I would appreciate it if you could go over my proof.
And $\mathcal{P}(A)$ means power set of A. I thought I should tell you since I may not have the right symbol.
Question:
Suppose F is a family of sets. Prove that there is a unique set A that has the following two properties:
a) $F \subseteq \mathcal{P}(A)$
b) $\forall B (F \subseteq \mathcal{P}(B) \rightarrow A \subseteq B)$
Proof:
Existence
a) Let $A = \cup F$. Let x be arbitrary and assume $x \in F$. Let a be arbitrary and assume $a \in x$ Then, clearly, $a \in \cup F$ by the definition of $\cup F$. In other words, $x \subseteq \cup F$ or $x \in \mathcal{P}(\cup F)$ Therefore, $F \subseteq \mathcal{P}(A)$ when $A = \cup F$
b)Let B be arbitrary and assume $F \subseteq \mathcal{P}(B)$ The assumption can be written as
$F \subseteq \mathcal{P}(B) \leftrightarrow x \in F \rightarrow x \in \mathcal{P}(B) \leftrightarrow x \in F \rightarrow(a\in x \rightarrow a \in B)$
where a and x are arbitrary. Let b be arbitrary and assume $b \in \cup F$. Then, $b \in B$ by the definition of $\cup F$ since there is a set $x_0$ such that if $b \in x_o$, then $b \in B$ as $x \in F \rightarrow(a\in x \rightarrow a \in B)$ Therefore, $\cup F \subseteq B$
Uniqueness
Assume $F \subseteq \mathcal{P}(C)$ and $\forall B(F\subseteq \mathcal{P}(B) \rightarrow C \subseteq B)$, and assume the same for D. D and C are arbitrary.

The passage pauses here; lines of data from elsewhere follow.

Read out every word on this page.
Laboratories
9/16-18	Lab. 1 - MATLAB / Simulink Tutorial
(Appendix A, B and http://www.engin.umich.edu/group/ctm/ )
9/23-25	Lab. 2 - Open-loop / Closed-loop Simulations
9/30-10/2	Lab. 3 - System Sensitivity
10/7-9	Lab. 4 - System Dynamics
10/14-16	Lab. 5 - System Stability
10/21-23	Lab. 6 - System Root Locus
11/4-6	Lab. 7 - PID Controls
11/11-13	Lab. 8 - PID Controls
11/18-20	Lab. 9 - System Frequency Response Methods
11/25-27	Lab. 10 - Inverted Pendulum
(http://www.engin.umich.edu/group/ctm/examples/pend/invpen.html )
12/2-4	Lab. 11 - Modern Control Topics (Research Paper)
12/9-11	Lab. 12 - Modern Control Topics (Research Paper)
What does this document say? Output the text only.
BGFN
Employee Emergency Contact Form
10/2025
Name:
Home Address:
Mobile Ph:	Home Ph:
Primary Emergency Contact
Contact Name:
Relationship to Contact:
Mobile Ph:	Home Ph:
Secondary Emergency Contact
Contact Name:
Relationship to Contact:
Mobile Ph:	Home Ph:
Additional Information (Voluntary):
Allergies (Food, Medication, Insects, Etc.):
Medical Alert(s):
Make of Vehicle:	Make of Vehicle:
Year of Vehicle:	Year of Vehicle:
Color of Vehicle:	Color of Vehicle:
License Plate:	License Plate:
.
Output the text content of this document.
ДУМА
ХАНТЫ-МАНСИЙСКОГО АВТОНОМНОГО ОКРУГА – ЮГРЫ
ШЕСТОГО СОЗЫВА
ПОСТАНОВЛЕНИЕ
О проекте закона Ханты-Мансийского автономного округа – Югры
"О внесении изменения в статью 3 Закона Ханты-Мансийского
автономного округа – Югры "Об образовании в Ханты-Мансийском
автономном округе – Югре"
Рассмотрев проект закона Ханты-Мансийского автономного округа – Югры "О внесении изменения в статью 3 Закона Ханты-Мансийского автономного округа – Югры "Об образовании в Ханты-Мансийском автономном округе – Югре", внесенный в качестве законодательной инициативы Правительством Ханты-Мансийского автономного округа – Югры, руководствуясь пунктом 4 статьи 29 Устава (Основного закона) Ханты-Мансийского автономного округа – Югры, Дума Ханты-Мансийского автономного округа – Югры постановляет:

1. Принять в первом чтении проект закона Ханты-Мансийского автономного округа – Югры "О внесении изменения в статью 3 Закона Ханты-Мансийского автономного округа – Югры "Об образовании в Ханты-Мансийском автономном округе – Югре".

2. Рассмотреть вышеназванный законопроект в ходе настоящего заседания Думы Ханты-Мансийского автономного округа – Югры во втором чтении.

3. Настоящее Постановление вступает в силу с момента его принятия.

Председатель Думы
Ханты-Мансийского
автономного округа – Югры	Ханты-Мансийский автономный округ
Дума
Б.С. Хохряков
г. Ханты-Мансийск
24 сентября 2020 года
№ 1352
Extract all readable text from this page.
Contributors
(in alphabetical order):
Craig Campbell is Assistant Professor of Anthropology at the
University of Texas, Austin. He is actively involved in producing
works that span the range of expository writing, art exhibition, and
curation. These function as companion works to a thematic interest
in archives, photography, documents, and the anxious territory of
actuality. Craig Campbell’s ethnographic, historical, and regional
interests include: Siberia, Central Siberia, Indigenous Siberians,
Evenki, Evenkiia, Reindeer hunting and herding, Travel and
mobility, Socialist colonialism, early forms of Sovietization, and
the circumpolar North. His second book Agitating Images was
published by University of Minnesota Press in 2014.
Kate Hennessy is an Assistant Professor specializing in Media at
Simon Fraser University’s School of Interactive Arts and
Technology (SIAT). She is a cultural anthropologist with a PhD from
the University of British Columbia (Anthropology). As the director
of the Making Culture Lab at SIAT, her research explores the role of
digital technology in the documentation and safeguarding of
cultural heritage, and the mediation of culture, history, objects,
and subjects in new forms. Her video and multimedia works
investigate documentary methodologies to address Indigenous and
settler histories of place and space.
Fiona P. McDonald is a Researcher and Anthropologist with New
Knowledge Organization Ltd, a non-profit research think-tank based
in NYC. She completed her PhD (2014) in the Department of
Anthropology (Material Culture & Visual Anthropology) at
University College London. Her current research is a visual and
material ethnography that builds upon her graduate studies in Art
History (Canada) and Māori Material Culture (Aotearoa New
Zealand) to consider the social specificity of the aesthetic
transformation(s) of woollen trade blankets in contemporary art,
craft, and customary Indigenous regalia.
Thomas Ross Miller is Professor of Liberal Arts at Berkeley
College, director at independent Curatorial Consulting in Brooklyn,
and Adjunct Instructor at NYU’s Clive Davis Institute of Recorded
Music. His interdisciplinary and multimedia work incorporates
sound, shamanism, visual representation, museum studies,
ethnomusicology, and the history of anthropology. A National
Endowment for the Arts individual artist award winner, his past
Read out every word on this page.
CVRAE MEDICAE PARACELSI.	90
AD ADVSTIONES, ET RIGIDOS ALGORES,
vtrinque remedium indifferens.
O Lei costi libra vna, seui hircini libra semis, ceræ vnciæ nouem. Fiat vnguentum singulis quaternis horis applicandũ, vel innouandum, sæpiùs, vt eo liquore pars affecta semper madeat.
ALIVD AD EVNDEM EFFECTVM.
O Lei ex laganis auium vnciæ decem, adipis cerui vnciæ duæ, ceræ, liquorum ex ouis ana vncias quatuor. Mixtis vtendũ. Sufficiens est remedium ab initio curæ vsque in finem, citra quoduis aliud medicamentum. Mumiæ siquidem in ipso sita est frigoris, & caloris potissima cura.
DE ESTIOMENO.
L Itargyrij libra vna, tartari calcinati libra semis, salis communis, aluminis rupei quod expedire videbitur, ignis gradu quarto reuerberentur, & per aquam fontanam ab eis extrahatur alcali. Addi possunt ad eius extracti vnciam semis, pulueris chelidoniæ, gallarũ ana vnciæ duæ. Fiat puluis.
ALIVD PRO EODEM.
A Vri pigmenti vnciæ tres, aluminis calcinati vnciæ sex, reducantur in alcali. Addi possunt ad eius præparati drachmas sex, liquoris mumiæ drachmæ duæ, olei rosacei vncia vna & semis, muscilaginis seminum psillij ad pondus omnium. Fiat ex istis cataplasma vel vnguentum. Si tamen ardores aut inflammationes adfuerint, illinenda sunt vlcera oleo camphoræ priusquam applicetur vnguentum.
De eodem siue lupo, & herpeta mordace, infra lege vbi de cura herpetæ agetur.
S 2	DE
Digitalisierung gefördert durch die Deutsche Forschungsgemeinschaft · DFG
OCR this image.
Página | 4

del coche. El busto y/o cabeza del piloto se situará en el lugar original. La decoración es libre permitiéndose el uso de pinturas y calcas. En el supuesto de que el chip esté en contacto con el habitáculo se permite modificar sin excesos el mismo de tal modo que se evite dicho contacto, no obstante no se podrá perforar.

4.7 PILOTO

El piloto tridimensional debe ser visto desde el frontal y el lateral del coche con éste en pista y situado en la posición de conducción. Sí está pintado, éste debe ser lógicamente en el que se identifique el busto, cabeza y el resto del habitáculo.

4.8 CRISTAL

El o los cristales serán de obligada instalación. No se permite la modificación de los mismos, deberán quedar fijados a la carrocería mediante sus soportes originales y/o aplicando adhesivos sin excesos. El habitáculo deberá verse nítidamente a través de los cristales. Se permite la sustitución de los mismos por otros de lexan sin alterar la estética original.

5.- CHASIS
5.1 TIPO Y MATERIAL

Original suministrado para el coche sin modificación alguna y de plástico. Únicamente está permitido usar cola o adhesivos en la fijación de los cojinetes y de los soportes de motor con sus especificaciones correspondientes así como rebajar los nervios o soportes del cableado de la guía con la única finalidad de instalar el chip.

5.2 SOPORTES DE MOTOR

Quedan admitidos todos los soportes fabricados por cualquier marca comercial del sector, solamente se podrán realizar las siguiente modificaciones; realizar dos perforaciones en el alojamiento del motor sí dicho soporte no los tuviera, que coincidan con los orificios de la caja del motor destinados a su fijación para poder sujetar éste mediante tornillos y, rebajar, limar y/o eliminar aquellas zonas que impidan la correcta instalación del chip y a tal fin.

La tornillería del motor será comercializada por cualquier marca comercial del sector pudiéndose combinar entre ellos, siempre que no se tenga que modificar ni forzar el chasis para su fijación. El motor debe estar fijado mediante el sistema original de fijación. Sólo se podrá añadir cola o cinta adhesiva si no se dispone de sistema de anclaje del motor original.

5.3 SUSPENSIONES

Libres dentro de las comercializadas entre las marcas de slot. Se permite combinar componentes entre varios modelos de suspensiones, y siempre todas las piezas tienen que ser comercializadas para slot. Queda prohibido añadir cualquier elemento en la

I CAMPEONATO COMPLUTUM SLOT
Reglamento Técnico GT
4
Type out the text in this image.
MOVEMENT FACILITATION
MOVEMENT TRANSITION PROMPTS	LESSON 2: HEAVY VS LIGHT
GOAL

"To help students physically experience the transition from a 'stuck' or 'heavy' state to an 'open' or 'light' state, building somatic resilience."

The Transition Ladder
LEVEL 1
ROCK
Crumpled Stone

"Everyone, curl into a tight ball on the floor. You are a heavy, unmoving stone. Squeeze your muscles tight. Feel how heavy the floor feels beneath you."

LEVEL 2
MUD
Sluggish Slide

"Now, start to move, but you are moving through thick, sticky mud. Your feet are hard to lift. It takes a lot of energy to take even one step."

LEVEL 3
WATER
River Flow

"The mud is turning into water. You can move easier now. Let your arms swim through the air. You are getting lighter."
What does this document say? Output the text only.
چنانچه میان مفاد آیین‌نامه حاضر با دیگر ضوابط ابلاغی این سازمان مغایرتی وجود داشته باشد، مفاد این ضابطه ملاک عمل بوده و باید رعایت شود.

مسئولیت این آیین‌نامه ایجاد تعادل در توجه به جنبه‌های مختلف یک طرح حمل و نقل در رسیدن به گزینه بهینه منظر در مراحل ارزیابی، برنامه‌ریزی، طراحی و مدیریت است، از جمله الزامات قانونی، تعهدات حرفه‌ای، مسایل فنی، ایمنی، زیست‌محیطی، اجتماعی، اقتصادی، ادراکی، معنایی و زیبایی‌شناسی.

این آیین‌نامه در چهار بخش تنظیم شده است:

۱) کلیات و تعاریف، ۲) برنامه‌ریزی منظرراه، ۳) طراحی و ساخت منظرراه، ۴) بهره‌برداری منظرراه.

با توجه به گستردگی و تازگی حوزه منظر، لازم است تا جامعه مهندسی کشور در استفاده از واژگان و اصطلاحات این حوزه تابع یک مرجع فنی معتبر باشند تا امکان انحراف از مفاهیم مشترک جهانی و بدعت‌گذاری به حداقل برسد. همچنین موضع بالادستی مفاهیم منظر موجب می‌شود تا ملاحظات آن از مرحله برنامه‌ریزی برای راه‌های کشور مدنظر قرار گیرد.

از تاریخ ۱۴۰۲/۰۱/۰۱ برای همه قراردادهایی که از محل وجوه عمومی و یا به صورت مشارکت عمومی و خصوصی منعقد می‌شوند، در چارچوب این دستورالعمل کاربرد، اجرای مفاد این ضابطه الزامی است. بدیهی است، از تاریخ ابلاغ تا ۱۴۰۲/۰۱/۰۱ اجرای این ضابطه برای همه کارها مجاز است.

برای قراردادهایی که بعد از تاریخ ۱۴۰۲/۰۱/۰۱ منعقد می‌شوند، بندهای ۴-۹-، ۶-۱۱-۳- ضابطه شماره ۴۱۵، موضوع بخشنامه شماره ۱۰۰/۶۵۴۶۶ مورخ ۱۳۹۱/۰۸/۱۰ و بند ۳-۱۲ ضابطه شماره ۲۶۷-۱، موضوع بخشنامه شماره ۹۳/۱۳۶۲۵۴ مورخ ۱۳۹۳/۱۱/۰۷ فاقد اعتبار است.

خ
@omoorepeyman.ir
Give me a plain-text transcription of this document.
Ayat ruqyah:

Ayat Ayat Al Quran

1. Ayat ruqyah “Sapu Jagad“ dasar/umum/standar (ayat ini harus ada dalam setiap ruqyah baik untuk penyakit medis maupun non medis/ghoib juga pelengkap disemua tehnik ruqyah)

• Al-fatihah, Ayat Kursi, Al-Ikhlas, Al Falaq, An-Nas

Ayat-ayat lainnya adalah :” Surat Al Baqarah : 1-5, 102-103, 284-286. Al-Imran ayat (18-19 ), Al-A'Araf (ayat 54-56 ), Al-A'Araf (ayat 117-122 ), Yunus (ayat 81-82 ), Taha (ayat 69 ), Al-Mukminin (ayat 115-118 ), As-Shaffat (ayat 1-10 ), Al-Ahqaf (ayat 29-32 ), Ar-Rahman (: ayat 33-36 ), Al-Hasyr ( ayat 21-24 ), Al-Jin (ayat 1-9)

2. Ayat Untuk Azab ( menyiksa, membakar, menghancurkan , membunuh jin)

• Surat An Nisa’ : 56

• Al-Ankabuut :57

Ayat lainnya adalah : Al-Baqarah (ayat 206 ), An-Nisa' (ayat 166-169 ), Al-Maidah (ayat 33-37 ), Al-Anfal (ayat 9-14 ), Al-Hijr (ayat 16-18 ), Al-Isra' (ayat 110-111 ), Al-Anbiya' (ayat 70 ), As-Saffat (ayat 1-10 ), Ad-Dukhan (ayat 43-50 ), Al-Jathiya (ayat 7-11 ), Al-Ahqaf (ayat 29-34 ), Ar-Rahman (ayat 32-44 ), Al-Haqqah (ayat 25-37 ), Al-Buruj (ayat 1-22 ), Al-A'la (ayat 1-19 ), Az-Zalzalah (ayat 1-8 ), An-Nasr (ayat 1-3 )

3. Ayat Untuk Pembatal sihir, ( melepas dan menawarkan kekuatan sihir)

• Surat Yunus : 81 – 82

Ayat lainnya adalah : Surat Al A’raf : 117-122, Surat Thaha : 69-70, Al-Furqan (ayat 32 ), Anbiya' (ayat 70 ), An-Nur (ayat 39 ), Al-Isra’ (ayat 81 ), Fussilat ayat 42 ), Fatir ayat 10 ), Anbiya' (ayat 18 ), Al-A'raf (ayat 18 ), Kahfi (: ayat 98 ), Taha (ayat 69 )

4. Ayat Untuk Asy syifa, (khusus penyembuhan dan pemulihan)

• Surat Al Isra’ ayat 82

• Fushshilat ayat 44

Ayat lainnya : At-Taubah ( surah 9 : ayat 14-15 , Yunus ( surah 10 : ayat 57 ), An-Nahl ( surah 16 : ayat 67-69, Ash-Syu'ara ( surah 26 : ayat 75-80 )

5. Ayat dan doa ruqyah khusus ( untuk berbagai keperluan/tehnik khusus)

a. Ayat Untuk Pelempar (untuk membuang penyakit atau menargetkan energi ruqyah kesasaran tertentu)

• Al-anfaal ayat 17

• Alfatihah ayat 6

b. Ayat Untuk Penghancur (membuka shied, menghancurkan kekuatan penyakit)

Since B is arbitrary, the below are true.
$F\subseteq \mathcal{P}(D) \rightarrow C \subseteq D$
$F\subseteq \mathcal{P}(C) \rightarrow D \subseteq C$
Since both $F\subseteq \mathcal{P}(D)$ and $F\subseteq \mathcal{P}(C)$ is true by assumption, $C \subseteq D$ and $D \subseteq C$.
Therefore, $C=D$.
Since $C$ and $D$ were arbitrary, uniqueness is proven.
I think your proof is fine, but could be written more simply.
For example, part b) of the existence proof can be written more succinctly as follows. If $F \subseteq \mathcal{P}(B)$, then every set in the family $F$ is a subset of $B$. Then clearly $\bigcup F$ is also a subset of $B$.